Radu Bata, "Survivre malgré le bonheur - poésettes" avec 13 illustrations, Couverture I de Stefan Câltia, ", Jacques André éditeur, 2018, 200 pages
« La
révolution se fera dans un vert d’eaux lexicales car c’est dans le mot qu’on
trouve le salut doux et lumineux comme une crêpe flambée.
La
poésette est un peu dada et beaucoup fada mais j’espère qu’elle entrera dans
[vos] grâces : elle nous met dans le même sac de lexicopathes
aguerris ! »
Radu Bata
Je me suis permis de reprendre en exergue la dédicace
personnelle de l’auteur, car elle résume bien le livre et nous incite mieux que
tout autre mot à le lire.
Mais chronique oblige : rajoutons nos mots, car
phrase après phrase on arrive à l’emphase. Me voilà contaminée par l’écriture
de Radu Bata. Son épigone, déjà !
Mais l’épigone de quelle poésie, déjà ?
« Poésette » peut intriguer plus d’un : l’auteur s’en est
expliqué par ailleurs : poésie sans prise de tête. Mais il ne faut jamais
croire sur parole un auteur. La poésie de Radu Bata est loin d’être
superficielle, voire facile. La prise de tête n’est pas mise en avant – mais
l’art de la cacher, non pas comme une chose honteuse, mais comme les fils de la
couture, chez un grand styliste, est là.
Pas facile de déceler les composantes d’un style – ou
d’une poésie nouvelle – sans s’embrouiller ou ennuyer, quand la fraîcheur du
poème est la seule qui « parle ». Mais on peut déceler de prime
abord, des noms d’autres poètes qui peuvent résonner en nous en même temps que
l’auteur. Je dis « en même temps » - car il ne s’agit pas d’une
influence directe de Verlaine, Prévert, Queneau, Kafka, Pessoa, Boris Vian,
Cioran, Rimbaud, Eluard, Supervielle, Jacques Roubaud, Charles Bukowsky, et surtout
Lewis Carroll (un des poèmes s’intitule même « Jabberwocky » !),
ce dernier pour le nonsense de son
« Alice au Pays des merveilles », et où le nonsense n’est pas le manque de sens ou absurde, mais ce genre
littéraire typiquement anglais, où le sens est (bien) dévié. En gardant les
proportions, on pourrait dire du livre de Radu Bata ce que Gilles Deleuze a dit
de Lewis Carroll et de son « Alice… » : « il [L.C.] a fait le premier grand compte, la première
grande mise en scène des paradoxes du sens, tantôt les recueillant, tantôt les
renouvelant, tantôt les inventant, tantôt les préparant ».
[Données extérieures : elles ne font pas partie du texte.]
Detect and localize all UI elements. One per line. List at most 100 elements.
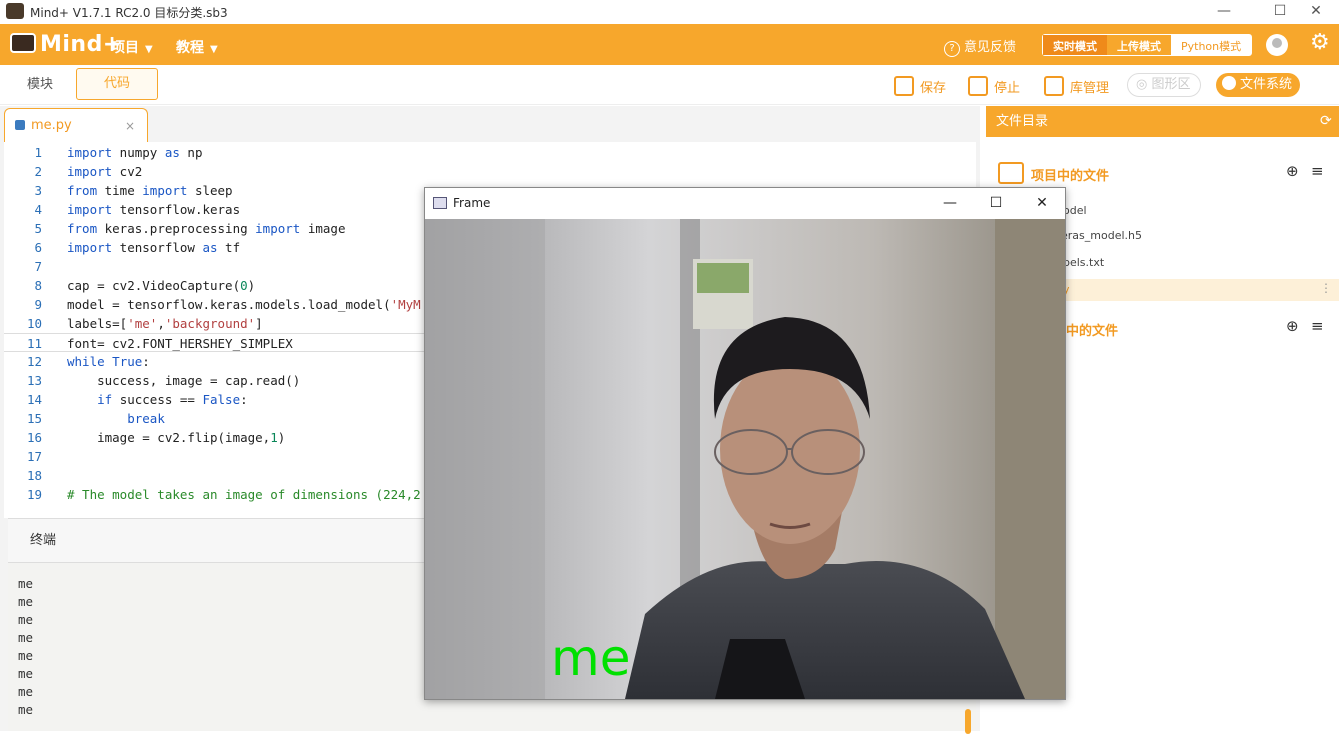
menu-tutorial[interactable]: 教程 ▼ — [176, 37, 218, 57]
toolbar: 模块 代码 保存 停止 库管理 ◎ 图形区 文件系统 — [0, 65, 1339, 105]
line-number: 13 — [26, 373, 42, 388]
computer-files-title: 中的文件 — [1066, 324, 1119, 339]
file-system-button[interactable]: 文件系统 — [1216, 73, 1300, 97]
line-number: 4 — [34, 202, 42, 217]
gear-icon[interactable]: ⚙ — [1310, 30, 1330, 55]
frame-window: Frame — ☐ ✕ me — [424, 187, 1066, 700]
project-files-title: 项目中的文件 — [1031, 169, 1110, 184]
line-code: import numpy as np — [67, 145, 203, 160]
terminal-line: me — [18, 576, 34, 591]
terminal-line: me — [18, 666, 34, 681]
question-icon: ? — [944, 41, 960, 57]
menu-icon[interactable]: ≡ — [1311, 162, 1324, 180]
file-item[interactable]: odel — [1063, 204, 1087, 217]
file-system-icon — [1222, 76, 1236, 90]
refresh-icon[interactable]: ⟳ — [1320, 113, 1332, 129]
window-icon — [433, 197, 447, 209]
realtime-mode-button[interactable]: 实时模式 — [1043, 35, 1107, 55]
chevron-down-icon: ▼ — [210, 44, 218, 55]
brand-mascot-icon — [10, 33, 36, 53]
library-icon — [1044, 76, 1064, 96]
line-code: success, image = cap.read() — [67, 373, 301, 388]
menu-bar: Mind+ 项目 ▼ 教程 ▼ ? 意见反馈 实时模式 上传模式 Python模式 ⚙ — [0, 24, 1339, 65]
library-button[interactable]: 库管理 — [1044, 73, 1109, 99]
line-number: 2 — [34, 164, 42, 179]
frame-minimize-button[interactable]: — — [927, 188, 973, 219]
terminal-output: me me me me me me me me — [18, 575, 33, 719]
file-tab[interactable]: me.py × — [4, 108, 148, 142]
line-number: 16 — [26, 430, 42, 445]
line-number: 3 — [34, 183, 42, 198]
graph-area-button[interactable]: ◎ 图形区 — [1127, 73, 1201, 97]
terminal-line: me — [18, 702, 34, 717]
line-code: from keras.preprocessing import image — [67, 221, 346, 236]
line-code: if success == False: — [97, 392, 248, 407]
brand-name: Mind+ — [40, 32, 122, 57]
line-number: 6 — [34, 240, 42, 255]
terminal-scrollbar[interactable] — [965, 709, 971, 734]
line-code: image = cv2.flip(image,1) — [67, 430, 286, 445]
frame-close-button[interactable]: ✕ — [1019, 188, 1065, 219]
window-titlebar: Mind+ V1.7.1 RC2.0 目标分类.sb3 — ☐ ✕ — [0, 0, 1339, 24]
menu-icon[interactable]: ≡ — [1311, 317, 1324, 335]
code-line[interactable]: 2 import cv2 — [4, 162, 976, 181]
line-number: 5 — [34, 221, 42, 236]
prediction-label: me — [551, 629, 630, 687]
line-code: import cv2 — [67, 164, 143, 179]
line-code: import tensorflow.keras — [67, 202, 241, 217]
terminal-line: me — [18, 630, 34, 645]
file-item[interactable]: eras_model.h5 — [1061, 229, 1142, 242]
line-code: cap = cv2.VideoCapture(0) — [67, 278, 256, 293]
line-code: while True: — [67, 354, 150, 369]
stop-button[interactable]: 停止 — [968, 73, 1020, 99]
camera-feed: me — [425, 219, 1065, 699]
line-code: break — [127, 411, 165, 426]
terminal-line: me — [18, 594, 34, 609]
python-mode-button[interactable]: Python模式 — [1171, 35, 1252, 55]
add-file-icon[interactable]: ⊕ — [1286, 162, 1299, 180]
add-file-icon[interactable]: ⊕ — [1286, 317, 1299, 335]
line-code: from time import sleep — [67, 183, 233, 198]
stop-icon — [968, 76, 988, 96]
line-number: 11 — [26, 336, 42, 351]
line-number: 10 — [26, 316, 42, 331]
avatar[interactable] — [1266, 34, 1288, 56]
line-number: 1 — [34, 145, 42, 160]
line-number: 15 — [26, 411, 42, 426]
chevron-down-icon: ▼ — [145, 44, 153, 55]
frame-maximize-button[interactable]: ☐ — [973, 188, 1019, 219]
line-number: 19 — [26, 487, 42, 502]
line-number: 7 — [34, 259, 42, 274]
line-number: 8 — [34, 278, 42, 293]
more-icon[interactable]: ⋮ — [1320, 281, 1332, 295]
app-logo-icon — [6, 3, 24, 19]
code-line[interactable]: 1 import numpy as np — [4, 143, 976, 162]
mode-switch: 实时模式 上传模式 Python模式 — [1042, 34, 1253, 56]
line-number: 18 — [26, 468, 42, 483]
tab-blocks[interactable]: 模块 — [10, 70, 70, 100]
close-tab-icon[interactable]: × — [125, 109, 135, 143]
upload-mode-button[interactable]: 上传模式 — [1107, 35, 1171, 55]
line-code: font= cv2.FONT_HERSHEY_SIMPLEX — [67, 336, 293, 351]
line-number: 14 — [26, 392, 42, 407]
file-item[interactable]: bels.txt — [1063, 256, 1104, 269]
line-number: 12 — [26, 354, 42, 369]
terminal-line: me — [18, 612, 34, 627]
terminal-line: me — [18, 648, 34, 663]
minimize-button[interactable]: — — [1201, 0, 1247, 24]
feedback-button[interactable]: ? 意见反馈 — [944, 36, 1016, 57]
python-file-icon — [15, 120, 25, 130]
save-button[interactable]: 保存 — [894, 73, 946, 99]
folder-icon — [998, 162, 1024, 184]
line-code: labels=['me','background'] — [67, 316, 263, 331]
window-title: Mind+ V1.7.1 RC2.0 目标分类.sb3 — [30, 6, 228, 20]
line-code: model = tensorflow.keras.models.load_mod… — [67, 297, 421, 312]
close-button[interactable]: ✕ — [1293, 0, 1339, 24]
terminal-line: me — [18, 684, 34, 699]
line-number: 17 — [26, 449, 42, 464]
line-number: 9 — [34, 297, 42, 312]
save-icon — [894, 76, 914, 96]
menu-project[interactable]: 项目 ▼ — [111, 37, 153, 57]
panel-title: 文件目录 — [986, 106, 1339, 137]
tab-code[interactable]: 代码 — [76, 68, 158, 100]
Et cette auto-définiton, ou ars poetica, dans ledit poème : « je suis/un
porte-manteau/verbalistique/qui voyage/au-delà des miroirs ». Radu Bata
est un(e) autre Alice au pays des merveilles. CQFD. Sa logique, la logique de
ses poèmes, est « la même logique folklorique/sortie directement/des
billes du loto » (p.39) Cette logique se vérifie dans tous les
textes : « notre existence biblique/perd le nord/dès qu’un ange
sculpté/par michel-ange/donne sa démission/et s’engage comme vigile/à
carrefour » (p.39)
Pour ne pas dire – oser dire, que ce livre de Radu
Bata est un large détour, ou une variation de la célèbre citation :
« Si le monde n'a absolument aucun sens, qui nous empêche d'en inventer
un ? (Lewis Carroll).
Et aussi les roumains et franco-roumains : Tristan
Tzara (« Salut dada », p. 88), Urmuz, Nichita Stànescu, Ionesco,
Bacovia, Tudor Arghezi, Gherasim Luca.
Mais il s’agit de leur sublimation, alchimiquement
parlant : leur fonte – non pas la fonte des neiges, mais leur décantation
ou transvasement, leur filtre et leur philtre donnant une nouvelle grille de
lecture de la réalité (et plus) et surtout un philtre enivrant. Ce n’est pas
pour rien qu’un autre de ses livres s’appelle « le philtre des nuages. Et
autres ivresses ».
Florian Doru Crihana
Mais tous ces noms cités sont englobés pour faire
l’unicité de Radu Bata : ce sont ces deux vers, en italiques, perdus dans
la page 6, qui le confirment : « Il
est bon d’avoir l’esprit d’équipe./Surtout quand tu joues seul contre
tous. »
« 20 spécificités », dit l’auteur, qui
donneraient son AOC. Au moins 20 auteurs-ingrédients, pour donner dans la
poésette !
Il ose l’inosable : et il s’impose, tel un
Brancusi, (encore une fois, garder les proportions !) : « le lit/est
une chaise électrique/installée/à la table/du silence ». Allusion à la
table du silence de Brancusi, mais aussi une variante de cette définition de la
beauté par Lautréamont : « … la rencontre fortuite sur une table de
dissection d'une machine à coudre et d'un parapluie »…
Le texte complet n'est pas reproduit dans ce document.